A comissão de inquérito à TAP foi um tremendo sucesso. Independentemente de se ter apurado a verdade, ou de ter sido um espetáculo deprimente, o país ficou a saber muitas coisas importantes.
Primeiro, o desempenho de cargos num Governo socialista afeta a memória dos seus protagonistas. Praticamente nenhum dos inquiridos se lembrava de tudo o que acontecera, ainda que os factos tivessem ocorrido há uma semana. Nem o gato preto de Kafka à Beira-Mar era tão desmemoriado. Parecendo estranho, há, todavia, uma explicação para esta amnésia coletiva. Como os governantes socialistas se empenham muito mais do que os outros na melhoria das condições de vida dos cidadãos, o seu esforço é tal que acaba por lhes lesar a área do cérebro responsável pela memória. Poderia lesar a parte do cérebro onde se processa a manipulação dos pensamentos e se transforma as mentiras em verdade, poderia lesar a zona responsável pela ética e pela moral, ou a zona da vergonha, mas não. Só lesou a memória. O neurocientista António Damásio irá decerto escrever um livro sobre este fenómeno lusitano.
Segundo, os cidadãos ficaram também a saber que, depois de 3,2 biliões dos seus impostos terem sido deitados ao lixo, depois das indemnizações milionárias, depois de toda a trapalhada, nenhum dos responsáveis sentiu o menor remorso. Admitiram, sim, que algumas coisas não correram bem, outras até correram mal, mas, se pudessem, voltavam a fazer o mesmo. E pode-se então concluir que o mencionado excesso de trabalho para o bem comum também poderá ter danificado os circuitos neurais responsáveis pela culpa. Esta, apanhou um avião para parte incerta e nunca mais ninguém a viu.
Terceiro, é possível gerir uma companhia de aviação através do WhatsApp, do TikTok e quiçá até com sinais de fumo. Quando toda a gente pensava que a gestão de uma empresa tão complexa exigia grandes competências, confidencialidade e sigilo, eis que os governantes socialistas demonstram que gerir a TAP está ao alcance de uma criança que saiba usar um smartphone. Afinal, trata-se apenas de comprar gasolina para os aviões, verificar a pressão dos pneus, pagar aos pilotos e tripulantes, e rezar para que tudo corra bem. Claro que para tudo isto funcionar é preciso estar lá uma Eugénia para evitar que as crianças façam disparates.
Esta constatação da gestão da TAP ser um processo infantil abre possibilidades infinitas. E a mais fascinante de todas é, tal como fazem as crianças, dar livre uso e interpretação à linguagem.
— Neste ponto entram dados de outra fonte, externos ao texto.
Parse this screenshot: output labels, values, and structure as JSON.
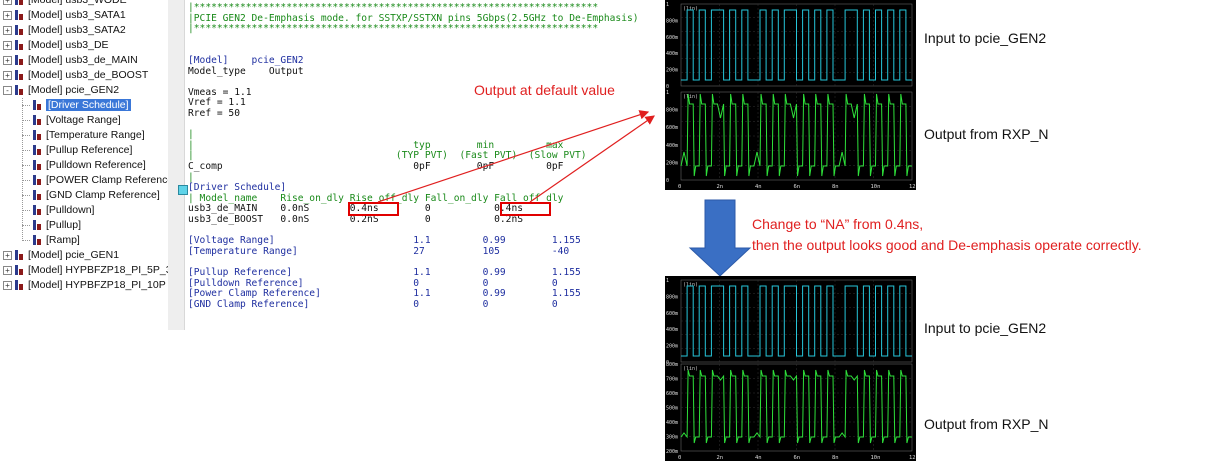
{
  "tree": {
    "items": [
      {
        "label": "[Model] usb3_WODE",
        "indent": 0,
        "expander": "+"
      },
      {
        "label": "[Model] usb3_SATA1",
        "indent": 0,
        "expander": "+"
      },
      {
        "label": "[Model] usb3_SATA2",
        "indent": 0,
        "expander": "+"
      },
      {
        "label": "[Model] usb3_DE",
        "indent": 0,
        "expander": "+"
      },
      {
        "label": "[Model] usb3_de_MAIN",
        "indent": 0,
        "expander": "+"
      },
      {
        "label": "[Model] usb3_de_BOOST",
        "indent": 0,
        "expander": "+"
      },
      {
        "label": "[Model] pcie_GEN2",
        "indent": 0,
        "expander": "-"
      },
      {
        "label": "[Driver Schedule]",
        "indent": 1,
        "selected": true
      },
      {
        "label": "[Voltage Range]",
        "indent": 1
      },
      {
        "label": "[Temperature Range]",
        "indent": 1
      },
      {
        "label": "[Pullup Reference]",
        "indent": 1
      },
      {
        "label": "[Pulldown Reference]",
        "indent": 1
      },
      {
        "label": "[POWER Clamp Reference]",
        "indent": 1
      },
      {
        "label": "[GND Clamp Reference]",
        "indent": 1
      },
      {
        "label": "[Pulldown]",
        "indent": 1
      },
      {
        "label": "[Pullup]",
        "indent": 1
      },
      {
        "label": "[Ramp]",
        "indent": 1
      },
      {
        "label": "[Model] pcie_GEN1",
        "indent": 0,
        "expander": "+"
      },
      {
        "label": "[Model] HYPBFZP18_PI_5P_3I",
        "indent": 0,
        "expander": "+"
      },
      {
        "label": "[Model] HYPBFZP18_PI_10P",
        "indent": 0,
        "expander": "+"
      }
    ]
  },
  "editor": {
    "lines": [
      {
        "text": "|**********************************************************************",
        "color": "green"
      },
      {
        "text": "|PCIE GEN2 De-Emphasis mode. for SSTXP/SSTXN pins 5Gbps(2.5GHz to De-Emphasis)",
        "color": "green"
      },
      {
        "text": "|**********************************************************************",
        "color": "green"
      },
      {
        "text": "",
        "color": "black"
      },
      {
        "text": "",
        "color": "black"
      },
      {
        "text": "[Model]    pcie_GEN2",
        "color": "blue"
      },
      {
        "text": "Model_type    Output",
        "color": "black"
      },
      {
        "text": "",
        "color": "black"
      },
      {
        "text": "Vmeas = 1.1",
        "color": "black"
      },
      {
        "text": "Vref = 1.1",
        "color": "black"
      },
      {
        "text": "Rref = 50",
        "color": "black"
      },
      {
        "text": "",
        "color": "black"
      },
      {
        "text": "|",
        "color": "green"
      },
      {
        "text": "|                                      typ        min         max",
        "color": "green"
      },
      {
        "text": "|                                   (TYP PVT)  (Fast PVT)  (Slow PVT)",
        "color": "green"
      },
      {
        "text": "C_comp                                 0pF        0pF         0pF",
        "color": "black"
      },
      {
        "text": "|",
        "color": "green"
      },
      {
        "text": "[Driver Schedule]",
        "color": "blue"
      },
      {
        "text": "| Model_name    Rise_on_dly Rise_off_dly Fall_on_dly Fall_off_dly",
        "color": "green"
      },
      {
        "text": "usb3_de_MAIN    0.0nS       0.4ns        0           0.4ns",
        "color": "black"
      },
      {
        "text": "usb3_de_BOOST   0.0nS       0.2nS        0           0.2nS",
        "color": "black"
      },
      {
        "text": "",
        "color": "black"
      },
      {
        "text": "[Voltage Range]                        1.1         0.99        1.155",
        "color": "blue"
      },
      {
        "text": "[Temperature Range]                    27          105         -40",
        "color": "blue"
      },
      {
        "text": "",
        "color": "black"
      },
      {
        "text": "[Pullup Reference]                     1.1         0.99        1.155",
        "color": "blue"
      },
      {
        "text": "[Pulldown Reference]                   0           0           0",
        "color": "blue"
      },
      {
        "text": "[Power Clamp Reference]                1.1         0.99        1.155",
        "color": "blue"
      },
      {
        "text": "[GND Clamp Reference]                  0           0           0",
        "color": "blue"
      }
    ],
    "colors": {
      "green": "#1a8a1a",
      "black": "#111111",
      "blue": "#1f2fa0"
    }
  },
  "annotations": {
    "output_default": "Output at default value",
    "change_note_line1": "Change to “NA” from 0.4ns,",
    "change_note_line2": "then the output looks good and De-emphasis operate correctly.",
    "red_color": "#e02020",
    "arrow_color": "#3a6fc4"
  },
  "panels": {
    "top": {
      "label_input": "Input to pcie_GEN2",
      "label_output": "Output from RXP_N",
      "axis_unit": "(lin)",
      "y_ticks_input": [
        "1",
        "800m",
        "600m",
        "400m",
        "200m",
        "0"
      ],
      "y_ticks_output": [
        "1",
        "800m",
        "600m",
        "400m",
        "200m",
        "0"
      ],
      "x_ticks": [
        "0",
        "2n",
        "4n",
        "6n",
        "8n",
        "10n",
        "12n"
      ]
    },
    "bottom": {
      "label_input": "Input to pcie_GEN2",
      "label_output": "Output from RXP_N",
      "axis_unit": "(lin)",
      "y_ticks_input": [
        "1",
        "800m",
        "600m",
        "400m",
        "200m",
        "0"
      ],
      "y_ticks_output": [
        "800m",
        "700m",
        "600m",
        "500m",
        "400m",
        "300m",
        "200m"
      ],
      "x_ticks": [
        "0",
        "2n",
        "4n",
        "6n",
        "8n",
        "10n",
        "12n"
      ]
    }
  }
}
A poesia e as figuras de estilo passam a fazer parte da gestão da TAP. Ou melhor, inventa-se uma Novilíngua para a TAP onde a palavra Prejuízos passa a significar Lucros. Como tal, doravante a TAP nunca mais terá resultados negativos, mas sim lucros estrondosos – sejam eles reais ou poéticos. E ainda que isto possa parecer estranho, para quem tiver autêntica literacia financeira é perfeitamente natural. Vejamos, as notas e moedas há muito que deixaram de corresponder aos valores que as pessoas têm depositados nos bancos. O dinheiro real não existe. Existe, sim, algo virtual. As transações financeiras são digitais, movimento de eletrões. Ora como nunca ninguém conseguiu meter um eletrão no bolso e depois pagar um café com ele, é indiferente se chama prejuízos ou lucros aos resultados da TAP. Aliás, lucros soa muito melhor e, ainda que disfarce um prejuízo, tem um efeito psicológico benéfico.
Em suma, é fundamental que se criem mais comissões de inquérito para avaliar o funcionamento das empresas públicas. Numa primeira fase, poder-se-á não se apurar nada, poder-se-á concluir que uns perderam a memória e outros nem perguntas sabem fazer, poder-se-á pensar que o país está entregue à bicharada. Sim. Mas, depois, seguindo o exemplo da TAP transforma-se a amnésia em virtude, o desleixo em competência e, o mais importante, as derrapagens financeiras em riqueza.
Tendo em conta que nas sondagens o PS continua à frente, é mesmo isto que esses cidadãos esperam e merecem. Não os desiludam com rigor, competência e honestidade.